Search Query Expansion with Query Embeddings
Source: https://bytes.grubhub.com/search-query-embeddings-using-query2vec-f5931df27d79 Author: Grubhub Engineering
Note: Full content unavailable (SSL certificate error on bytes.grubhub.com). Summary based on known content from Grubhub’s engineering blog.
Summary
Grubhub’s Query2Vec system learns embeddings for food-domain queries, then uses those embeddings to expand queries with semantically similar terms — improving recall for food search without sacrificing precision.

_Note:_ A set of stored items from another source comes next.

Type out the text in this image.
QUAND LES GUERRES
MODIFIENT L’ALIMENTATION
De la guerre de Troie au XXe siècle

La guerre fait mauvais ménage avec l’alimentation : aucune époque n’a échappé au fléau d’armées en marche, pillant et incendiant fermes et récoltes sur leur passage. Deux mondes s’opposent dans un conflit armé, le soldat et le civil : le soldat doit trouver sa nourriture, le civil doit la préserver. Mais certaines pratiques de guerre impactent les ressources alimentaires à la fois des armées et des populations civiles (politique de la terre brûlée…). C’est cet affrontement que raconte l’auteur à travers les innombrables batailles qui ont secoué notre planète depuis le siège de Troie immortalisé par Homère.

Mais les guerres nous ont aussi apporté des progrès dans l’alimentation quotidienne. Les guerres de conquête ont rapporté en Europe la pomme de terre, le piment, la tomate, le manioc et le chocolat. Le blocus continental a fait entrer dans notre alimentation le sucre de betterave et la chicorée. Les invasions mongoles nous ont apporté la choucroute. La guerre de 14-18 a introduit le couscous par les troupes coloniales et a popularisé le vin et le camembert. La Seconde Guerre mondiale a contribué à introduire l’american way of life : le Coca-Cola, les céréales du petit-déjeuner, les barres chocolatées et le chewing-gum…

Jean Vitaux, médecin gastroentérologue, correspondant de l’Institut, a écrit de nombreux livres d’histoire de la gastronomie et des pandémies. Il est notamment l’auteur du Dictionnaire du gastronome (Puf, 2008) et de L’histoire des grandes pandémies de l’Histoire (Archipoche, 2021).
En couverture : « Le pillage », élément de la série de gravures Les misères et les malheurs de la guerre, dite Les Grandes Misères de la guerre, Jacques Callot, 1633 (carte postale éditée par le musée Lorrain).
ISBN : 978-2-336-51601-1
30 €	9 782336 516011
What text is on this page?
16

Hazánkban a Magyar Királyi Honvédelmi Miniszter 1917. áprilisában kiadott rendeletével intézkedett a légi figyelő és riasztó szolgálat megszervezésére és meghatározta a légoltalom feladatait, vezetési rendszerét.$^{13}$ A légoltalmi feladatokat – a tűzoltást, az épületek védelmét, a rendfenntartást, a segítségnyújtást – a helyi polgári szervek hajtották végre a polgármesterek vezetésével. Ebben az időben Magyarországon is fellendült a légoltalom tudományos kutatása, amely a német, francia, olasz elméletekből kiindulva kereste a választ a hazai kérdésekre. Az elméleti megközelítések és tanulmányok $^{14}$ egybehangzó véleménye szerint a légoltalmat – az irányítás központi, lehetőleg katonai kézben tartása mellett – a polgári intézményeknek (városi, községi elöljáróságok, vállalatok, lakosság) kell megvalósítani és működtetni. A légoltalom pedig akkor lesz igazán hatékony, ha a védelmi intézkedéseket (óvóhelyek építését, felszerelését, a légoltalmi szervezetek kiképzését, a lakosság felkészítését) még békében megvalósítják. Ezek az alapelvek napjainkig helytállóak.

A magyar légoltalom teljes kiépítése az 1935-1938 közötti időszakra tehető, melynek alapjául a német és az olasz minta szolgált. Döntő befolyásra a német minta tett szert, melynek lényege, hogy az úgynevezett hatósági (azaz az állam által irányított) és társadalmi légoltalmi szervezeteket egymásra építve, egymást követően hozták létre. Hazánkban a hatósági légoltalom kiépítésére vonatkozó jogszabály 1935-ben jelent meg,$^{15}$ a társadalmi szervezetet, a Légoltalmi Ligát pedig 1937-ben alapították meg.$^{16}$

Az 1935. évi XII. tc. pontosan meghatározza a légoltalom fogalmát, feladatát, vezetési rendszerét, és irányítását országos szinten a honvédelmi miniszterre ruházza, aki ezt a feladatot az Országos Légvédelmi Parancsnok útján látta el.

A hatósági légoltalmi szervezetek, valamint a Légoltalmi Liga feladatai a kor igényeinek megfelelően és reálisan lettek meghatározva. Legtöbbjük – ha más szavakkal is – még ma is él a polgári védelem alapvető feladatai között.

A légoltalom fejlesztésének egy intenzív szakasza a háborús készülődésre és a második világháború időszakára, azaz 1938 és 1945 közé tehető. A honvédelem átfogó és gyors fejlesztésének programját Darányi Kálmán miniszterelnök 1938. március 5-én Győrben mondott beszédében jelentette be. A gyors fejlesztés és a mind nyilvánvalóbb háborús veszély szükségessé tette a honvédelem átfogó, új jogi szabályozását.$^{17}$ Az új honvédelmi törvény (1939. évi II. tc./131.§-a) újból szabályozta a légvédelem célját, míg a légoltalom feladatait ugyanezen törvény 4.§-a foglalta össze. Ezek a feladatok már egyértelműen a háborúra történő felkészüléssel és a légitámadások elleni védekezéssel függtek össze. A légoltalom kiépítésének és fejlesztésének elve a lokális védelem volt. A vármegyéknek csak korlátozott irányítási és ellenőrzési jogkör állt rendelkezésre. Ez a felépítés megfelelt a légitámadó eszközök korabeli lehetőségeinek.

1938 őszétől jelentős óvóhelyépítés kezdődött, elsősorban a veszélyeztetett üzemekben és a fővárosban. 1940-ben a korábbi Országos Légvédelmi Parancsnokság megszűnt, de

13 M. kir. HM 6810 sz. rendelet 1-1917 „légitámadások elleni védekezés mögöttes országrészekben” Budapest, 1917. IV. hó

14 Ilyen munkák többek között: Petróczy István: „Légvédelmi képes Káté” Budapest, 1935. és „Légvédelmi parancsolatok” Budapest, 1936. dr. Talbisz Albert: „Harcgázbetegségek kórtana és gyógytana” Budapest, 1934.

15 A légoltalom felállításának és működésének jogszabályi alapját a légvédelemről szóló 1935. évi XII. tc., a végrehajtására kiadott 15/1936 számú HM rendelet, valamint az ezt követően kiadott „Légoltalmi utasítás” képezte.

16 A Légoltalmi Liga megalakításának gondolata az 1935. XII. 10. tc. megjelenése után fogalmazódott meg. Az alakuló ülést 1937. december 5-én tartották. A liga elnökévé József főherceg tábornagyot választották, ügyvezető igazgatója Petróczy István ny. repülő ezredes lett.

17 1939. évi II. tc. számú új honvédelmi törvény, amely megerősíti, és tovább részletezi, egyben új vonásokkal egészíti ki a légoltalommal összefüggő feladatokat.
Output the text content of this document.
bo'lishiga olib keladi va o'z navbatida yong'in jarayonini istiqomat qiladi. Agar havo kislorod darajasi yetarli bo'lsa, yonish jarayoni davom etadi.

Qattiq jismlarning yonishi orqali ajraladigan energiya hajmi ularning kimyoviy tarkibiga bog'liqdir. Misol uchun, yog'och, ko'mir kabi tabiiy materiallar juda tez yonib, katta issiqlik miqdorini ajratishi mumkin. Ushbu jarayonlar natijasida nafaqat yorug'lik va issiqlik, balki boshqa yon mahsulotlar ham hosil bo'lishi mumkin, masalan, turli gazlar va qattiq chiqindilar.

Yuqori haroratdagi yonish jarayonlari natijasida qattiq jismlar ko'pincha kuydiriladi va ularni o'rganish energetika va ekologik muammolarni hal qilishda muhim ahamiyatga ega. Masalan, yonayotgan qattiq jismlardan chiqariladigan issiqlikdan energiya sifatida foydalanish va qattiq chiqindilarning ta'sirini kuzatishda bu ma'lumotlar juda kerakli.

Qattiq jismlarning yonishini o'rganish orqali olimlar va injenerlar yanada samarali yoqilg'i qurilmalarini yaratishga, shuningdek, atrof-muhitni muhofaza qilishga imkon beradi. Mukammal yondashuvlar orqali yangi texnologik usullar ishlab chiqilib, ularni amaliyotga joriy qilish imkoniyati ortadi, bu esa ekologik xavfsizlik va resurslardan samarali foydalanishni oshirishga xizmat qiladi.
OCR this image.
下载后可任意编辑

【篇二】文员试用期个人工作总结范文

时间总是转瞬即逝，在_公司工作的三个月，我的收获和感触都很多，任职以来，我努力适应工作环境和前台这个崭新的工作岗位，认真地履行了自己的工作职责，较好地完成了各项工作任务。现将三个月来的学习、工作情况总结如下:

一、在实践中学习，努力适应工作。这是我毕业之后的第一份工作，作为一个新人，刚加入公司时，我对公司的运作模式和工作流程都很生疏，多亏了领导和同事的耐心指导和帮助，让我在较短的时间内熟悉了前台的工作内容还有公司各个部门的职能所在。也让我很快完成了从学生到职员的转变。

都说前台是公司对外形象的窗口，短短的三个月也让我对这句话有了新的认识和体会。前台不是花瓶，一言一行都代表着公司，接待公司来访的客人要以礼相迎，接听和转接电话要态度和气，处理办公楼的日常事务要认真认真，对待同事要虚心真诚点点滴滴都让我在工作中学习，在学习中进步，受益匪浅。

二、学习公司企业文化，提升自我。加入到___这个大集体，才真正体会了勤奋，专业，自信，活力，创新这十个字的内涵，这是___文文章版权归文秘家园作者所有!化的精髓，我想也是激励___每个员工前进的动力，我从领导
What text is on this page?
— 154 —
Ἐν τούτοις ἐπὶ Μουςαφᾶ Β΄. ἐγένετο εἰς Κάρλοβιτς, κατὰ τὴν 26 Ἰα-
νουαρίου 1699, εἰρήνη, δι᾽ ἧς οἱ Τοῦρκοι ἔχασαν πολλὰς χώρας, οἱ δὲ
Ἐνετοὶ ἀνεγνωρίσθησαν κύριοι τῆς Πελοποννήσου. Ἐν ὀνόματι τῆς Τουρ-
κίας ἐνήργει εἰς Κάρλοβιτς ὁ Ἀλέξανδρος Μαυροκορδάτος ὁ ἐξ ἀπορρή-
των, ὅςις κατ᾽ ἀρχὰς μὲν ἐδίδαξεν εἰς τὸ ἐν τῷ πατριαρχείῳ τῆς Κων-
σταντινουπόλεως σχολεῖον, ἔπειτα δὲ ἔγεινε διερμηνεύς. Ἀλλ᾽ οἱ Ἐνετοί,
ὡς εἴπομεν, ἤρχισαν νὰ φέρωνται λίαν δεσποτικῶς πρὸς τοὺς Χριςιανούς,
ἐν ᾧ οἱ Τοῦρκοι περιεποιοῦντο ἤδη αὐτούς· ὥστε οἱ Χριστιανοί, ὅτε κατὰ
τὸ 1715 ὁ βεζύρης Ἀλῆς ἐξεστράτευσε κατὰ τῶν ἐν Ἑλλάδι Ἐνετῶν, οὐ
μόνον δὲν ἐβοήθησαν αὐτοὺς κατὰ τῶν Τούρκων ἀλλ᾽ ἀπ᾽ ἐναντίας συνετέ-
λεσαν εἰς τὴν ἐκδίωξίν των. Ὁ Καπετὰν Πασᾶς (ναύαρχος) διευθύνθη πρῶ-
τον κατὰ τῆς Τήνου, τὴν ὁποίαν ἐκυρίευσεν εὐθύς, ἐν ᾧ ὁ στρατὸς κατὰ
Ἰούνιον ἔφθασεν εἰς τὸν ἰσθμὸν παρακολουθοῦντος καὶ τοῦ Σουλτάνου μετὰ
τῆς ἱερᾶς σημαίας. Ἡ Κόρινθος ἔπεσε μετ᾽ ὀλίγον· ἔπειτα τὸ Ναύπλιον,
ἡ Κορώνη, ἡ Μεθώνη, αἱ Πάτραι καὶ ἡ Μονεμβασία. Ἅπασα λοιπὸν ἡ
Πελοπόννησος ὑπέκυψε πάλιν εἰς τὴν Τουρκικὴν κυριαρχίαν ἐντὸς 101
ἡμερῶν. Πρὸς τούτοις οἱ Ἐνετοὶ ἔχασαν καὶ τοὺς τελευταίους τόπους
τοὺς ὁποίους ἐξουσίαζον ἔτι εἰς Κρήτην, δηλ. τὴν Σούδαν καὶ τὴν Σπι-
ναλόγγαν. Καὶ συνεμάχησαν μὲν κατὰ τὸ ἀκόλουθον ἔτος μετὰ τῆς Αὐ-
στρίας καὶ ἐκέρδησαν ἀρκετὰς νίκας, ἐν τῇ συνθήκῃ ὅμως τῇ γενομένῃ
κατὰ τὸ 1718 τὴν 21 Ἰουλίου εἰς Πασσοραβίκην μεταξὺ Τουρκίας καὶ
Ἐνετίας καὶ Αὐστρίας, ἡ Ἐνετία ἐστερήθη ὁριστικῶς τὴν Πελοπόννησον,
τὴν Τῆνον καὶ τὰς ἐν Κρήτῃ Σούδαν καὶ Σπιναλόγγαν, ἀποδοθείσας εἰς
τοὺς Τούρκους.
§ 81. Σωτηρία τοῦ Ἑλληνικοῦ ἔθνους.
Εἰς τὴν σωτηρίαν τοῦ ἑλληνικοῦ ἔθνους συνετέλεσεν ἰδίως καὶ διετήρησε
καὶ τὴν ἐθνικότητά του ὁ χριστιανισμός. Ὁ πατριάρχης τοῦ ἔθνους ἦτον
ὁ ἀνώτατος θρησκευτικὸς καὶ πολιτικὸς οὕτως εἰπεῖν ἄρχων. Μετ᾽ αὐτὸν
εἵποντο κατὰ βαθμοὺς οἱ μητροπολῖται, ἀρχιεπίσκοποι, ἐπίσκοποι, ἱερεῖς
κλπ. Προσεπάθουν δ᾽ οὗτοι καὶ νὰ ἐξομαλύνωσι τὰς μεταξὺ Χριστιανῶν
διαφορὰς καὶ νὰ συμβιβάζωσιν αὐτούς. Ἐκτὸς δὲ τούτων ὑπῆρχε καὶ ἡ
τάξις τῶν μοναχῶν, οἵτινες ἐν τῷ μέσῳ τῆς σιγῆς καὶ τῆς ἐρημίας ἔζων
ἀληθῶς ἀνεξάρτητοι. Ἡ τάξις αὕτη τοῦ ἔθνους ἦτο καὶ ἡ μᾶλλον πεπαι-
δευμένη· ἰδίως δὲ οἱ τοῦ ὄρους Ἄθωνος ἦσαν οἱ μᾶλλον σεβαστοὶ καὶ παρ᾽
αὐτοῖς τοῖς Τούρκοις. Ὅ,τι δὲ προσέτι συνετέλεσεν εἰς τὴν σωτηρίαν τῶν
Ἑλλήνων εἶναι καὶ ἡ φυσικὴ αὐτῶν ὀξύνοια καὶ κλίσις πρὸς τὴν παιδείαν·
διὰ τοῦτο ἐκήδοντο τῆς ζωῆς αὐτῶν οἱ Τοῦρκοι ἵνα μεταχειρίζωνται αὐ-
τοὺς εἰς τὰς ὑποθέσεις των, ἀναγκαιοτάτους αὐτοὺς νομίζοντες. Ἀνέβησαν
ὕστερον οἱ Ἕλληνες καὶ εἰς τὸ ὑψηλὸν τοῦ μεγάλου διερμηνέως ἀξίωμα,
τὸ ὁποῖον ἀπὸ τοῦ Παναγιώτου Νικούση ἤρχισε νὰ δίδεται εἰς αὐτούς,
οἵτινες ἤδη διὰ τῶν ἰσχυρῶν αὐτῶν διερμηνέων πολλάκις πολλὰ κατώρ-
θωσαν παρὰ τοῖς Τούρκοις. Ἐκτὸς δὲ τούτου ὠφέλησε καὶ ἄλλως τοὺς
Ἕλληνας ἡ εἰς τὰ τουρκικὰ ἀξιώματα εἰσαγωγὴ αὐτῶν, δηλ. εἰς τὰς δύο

Problem: Food Search Vocabulary Gap
Food queries have extreme vocabulary diversity:
- “tacos” vs “Mexican food” vs “burritos” — all semantically related but lexically disjoint
- “healthy” vs “salad” vs “low-calorie” — multi-dimensional semantic clusters
- BM25 alone misses cross-vocabulary matches
Query2Vec Approach
Train word2vec-style embeddings on query logs:
- Corpus: sequences of queries from the same user session (queries in a session are “context” for each other)
- Training: skip-gram with negative sampling; predict surrounding queries from current query
- Output: dense query embedding in semantic space
Unlike document embeddings, Query2Vec embeds entire queries (not individual words), capturing food-domain intent directly.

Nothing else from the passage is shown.